Оказывается, нет. Бейнард женился-таки на своей Кордуле после шумного бракоразводного процесса — пришлось шотландским ветеринарам отпиливать рога ее бывшему муженьку (засим на шутках в его адрес покончим).
Адин «аргус» пока не доставили. Мрачный черный блеск взятого напрокат «яка» и допотопные гамаши его шофера напомнили Вану ее отъезд 1905 года.
Он проводил ее — и вознесся, подобно картезанскому стеклянному человечку, подобно призрачному Времени, вставшему по стойке «смирно», обратно на свой одинокий пятый этаж.
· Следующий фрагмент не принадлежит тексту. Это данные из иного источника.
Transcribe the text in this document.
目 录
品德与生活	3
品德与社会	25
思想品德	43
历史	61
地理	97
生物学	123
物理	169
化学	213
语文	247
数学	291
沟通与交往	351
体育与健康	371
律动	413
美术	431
Если бы эти проклятые семнадцать лет они прожили вместе, то не испытали бы такого потрясения и унижения; старели бы, постепенно с этим свыкаясь, незаметно, как само Время.
Его Прерванный Труд, листки, завязшие в скомканной пижаме, подоспели на помощь, как и тогда, в Сорсьере.
Проглотив таблетку фаводорма и в ожидании, пока она освободит его от самого себя, на что требовалось минут сорок, Ван присел за дамское бюро, углубившись в свое «lucubratiuncula»[543].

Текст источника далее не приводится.